農林水産省の外食産業の野菜の仕入先別仕入額割合実態調査によると、外食産業が野菜を最も多く仕入れている仕入先は、食品小売業で48.2%、次いで食品卸売業(商社含む)が26.9%、卸売市場が18.4%などとなっており、カット野菜業者を含む食品製造業からは2.3%であった。また、一番顔の見える野菜として考えられる自社栽培などは0.2%と、まだまだ普及していないことがうかがえる(表1)。
外食産業の構造から見ると、売上高の80%を占めるのが中小企業であり、食材仕入量も少ないことから、食品小売業からの仕入れが最も多くなるのが実態であると思われる。大手外食企業でも、卸売市場や食品卸売業から仕入れることが多い実態となっており、カット野菜業者などを含む食品製造業(加工業者)が少ない状況となっている。
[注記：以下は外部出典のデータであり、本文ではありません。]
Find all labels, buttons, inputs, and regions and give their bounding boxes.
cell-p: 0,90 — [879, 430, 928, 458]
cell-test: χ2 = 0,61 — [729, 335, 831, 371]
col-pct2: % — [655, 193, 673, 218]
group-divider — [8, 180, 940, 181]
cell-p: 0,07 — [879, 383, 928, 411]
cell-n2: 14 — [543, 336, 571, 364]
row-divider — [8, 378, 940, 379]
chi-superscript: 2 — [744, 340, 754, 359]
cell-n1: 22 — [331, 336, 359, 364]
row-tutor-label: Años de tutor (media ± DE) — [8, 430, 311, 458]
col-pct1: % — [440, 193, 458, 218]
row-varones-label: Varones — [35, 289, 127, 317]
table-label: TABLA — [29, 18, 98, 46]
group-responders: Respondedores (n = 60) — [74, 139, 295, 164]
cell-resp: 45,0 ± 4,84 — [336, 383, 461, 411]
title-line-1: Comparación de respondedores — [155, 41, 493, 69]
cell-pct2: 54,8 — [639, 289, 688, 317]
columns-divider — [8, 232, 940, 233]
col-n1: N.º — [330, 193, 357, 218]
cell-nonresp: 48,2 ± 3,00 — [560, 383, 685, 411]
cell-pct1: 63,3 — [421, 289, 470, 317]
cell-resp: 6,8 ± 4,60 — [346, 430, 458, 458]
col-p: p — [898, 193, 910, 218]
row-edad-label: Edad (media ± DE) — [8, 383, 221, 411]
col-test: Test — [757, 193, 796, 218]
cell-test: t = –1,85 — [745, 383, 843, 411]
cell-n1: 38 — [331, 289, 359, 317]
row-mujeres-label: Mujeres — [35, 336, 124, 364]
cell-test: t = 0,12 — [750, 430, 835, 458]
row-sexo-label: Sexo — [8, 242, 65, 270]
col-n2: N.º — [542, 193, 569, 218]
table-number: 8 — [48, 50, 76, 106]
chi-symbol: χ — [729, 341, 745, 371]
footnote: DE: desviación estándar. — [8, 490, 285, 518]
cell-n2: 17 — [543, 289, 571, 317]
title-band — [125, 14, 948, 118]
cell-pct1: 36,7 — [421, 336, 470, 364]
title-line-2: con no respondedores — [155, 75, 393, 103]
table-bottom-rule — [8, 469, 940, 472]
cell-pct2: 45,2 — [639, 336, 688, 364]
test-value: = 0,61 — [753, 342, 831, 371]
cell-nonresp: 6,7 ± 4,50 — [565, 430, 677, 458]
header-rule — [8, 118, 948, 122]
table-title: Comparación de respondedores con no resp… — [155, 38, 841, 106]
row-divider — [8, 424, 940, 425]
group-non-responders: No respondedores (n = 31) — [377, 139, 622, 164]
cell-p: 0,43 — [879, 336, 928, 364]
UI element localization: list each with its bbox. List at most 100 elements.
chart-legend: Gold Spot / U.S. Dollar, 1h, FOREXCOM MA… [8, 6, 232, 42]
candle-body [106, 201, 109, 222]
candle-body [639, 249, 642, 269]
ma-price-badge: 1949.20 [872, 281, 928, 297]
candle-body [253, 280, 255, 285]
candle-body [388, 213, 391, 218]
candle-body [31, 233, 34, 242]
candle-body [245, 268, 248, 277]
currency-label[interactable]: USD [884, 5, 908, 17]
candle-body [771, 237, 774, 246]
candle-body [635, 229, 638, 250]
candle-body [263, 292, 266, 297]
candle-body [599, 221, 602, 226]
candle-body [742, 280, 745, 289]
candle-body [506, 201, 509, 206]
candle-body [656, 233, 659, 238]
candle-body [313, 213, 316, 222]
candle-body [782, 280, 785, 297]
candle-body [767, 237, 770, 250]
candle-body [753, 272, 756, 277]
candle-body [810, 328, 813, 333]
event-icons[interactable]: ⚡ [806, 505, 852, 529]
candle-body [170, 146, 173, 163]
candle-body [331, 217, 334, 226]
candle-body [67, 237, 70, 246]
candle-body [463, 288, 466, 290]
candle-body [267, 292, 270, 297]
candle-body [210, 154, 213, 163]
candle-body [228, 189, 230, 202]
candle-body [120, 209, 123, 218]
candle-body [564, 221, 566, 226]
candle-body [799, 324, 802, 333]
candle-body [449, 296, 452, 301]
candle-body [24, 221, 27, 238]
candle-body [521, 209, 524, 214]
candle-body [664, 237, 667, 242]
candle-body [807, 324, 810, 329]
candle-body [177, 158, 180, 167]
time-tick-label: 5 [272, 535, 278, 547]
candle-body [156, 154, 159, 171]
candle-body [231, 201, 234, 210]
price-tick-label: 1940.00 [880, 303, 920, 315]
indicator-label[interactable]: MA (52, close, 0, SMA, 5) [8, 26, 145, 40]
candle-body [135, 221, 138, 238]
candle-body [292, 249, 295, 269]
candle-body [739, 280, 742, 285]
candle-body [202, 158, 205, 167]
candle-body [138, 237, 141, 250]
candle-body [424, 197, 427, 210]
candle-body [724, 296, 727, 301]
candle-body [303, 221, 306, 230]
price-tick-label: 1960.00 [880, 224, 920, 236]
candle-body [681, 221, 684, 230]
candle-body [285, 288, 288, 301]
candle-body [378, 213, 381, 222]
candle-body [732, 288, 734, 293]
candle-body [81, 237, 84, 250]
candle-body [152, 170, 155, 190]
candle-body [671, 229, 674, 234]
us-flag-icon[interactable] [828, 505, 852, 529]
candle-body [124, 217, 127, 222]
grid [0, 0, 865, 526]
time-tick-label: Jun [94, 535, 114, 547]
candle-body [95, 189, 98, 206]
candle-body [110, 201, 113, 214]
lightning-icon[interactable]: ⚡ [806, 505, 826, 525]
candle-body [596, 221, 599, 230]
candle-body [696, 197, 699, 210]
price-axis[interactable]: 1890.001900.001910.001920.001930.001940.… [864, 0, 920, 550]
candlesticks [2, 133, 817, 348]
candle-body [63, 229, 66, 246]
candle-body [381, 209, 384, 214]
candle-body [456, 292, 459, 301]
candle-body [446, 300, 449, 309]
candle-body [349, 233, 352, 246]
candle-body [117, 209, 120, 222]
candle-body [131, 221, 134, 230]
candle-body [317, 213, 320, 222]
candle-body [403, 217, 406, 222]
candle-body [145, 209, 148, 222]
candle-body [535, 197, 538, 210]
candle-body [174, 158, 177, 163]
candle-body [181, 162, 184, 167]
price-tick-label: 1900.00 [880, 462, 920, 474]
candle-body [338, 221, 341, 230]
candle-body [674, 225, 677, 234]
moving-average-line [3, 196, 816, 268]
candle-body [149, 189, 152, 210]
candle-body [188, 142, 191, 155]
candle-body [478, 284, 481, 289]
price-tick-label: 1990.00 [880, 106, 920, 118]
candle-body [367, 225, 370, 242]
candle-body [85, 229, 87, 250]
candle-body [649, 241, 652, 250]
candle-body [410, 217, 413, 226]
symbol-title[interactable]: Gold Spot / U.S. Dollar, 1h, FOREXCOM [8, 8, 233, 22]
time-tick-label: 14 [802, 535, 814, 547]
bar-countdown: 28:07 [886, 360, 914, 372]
逆に考えると、カット野菜は外食企業(特に大手外食企業)への供給に伸びしろがあるとも考えられる。
年間売上高は、201億4500万円(平成26年5月28日付け日経MJ「第40回飲食店調査」)、本社は東京都港区にあり、店舗数は471店舗、うちレギュラーチェーン店が22店舗、フランチャイズ店が449店舗という構成となっている。
また、「遠くの産地で取れた野菜を大量のコストとエネルギーをかけて輸送するのではなく、『店産店消』をコンセプトに、店内に植物工場を併設した店舗」として、「サブウェイ野菜ラボ」を3店舗出店しているほか、「新鮮な野菜がたくさんとれる」「おいしい」「オーダーメイドサンドイッチ」というこだわり野菜に関する情報を発信していく場所として、「サブウェイ野菜カフェ」を2店舗出店し、店内で野菜マルシェや野菜セミナーなどを開催している。
ファストフード業界の中で、サンドイッチのチェーン展開はほとんど見受けられず、同社はサンドイッチチェーンのガリバー的存在となっている。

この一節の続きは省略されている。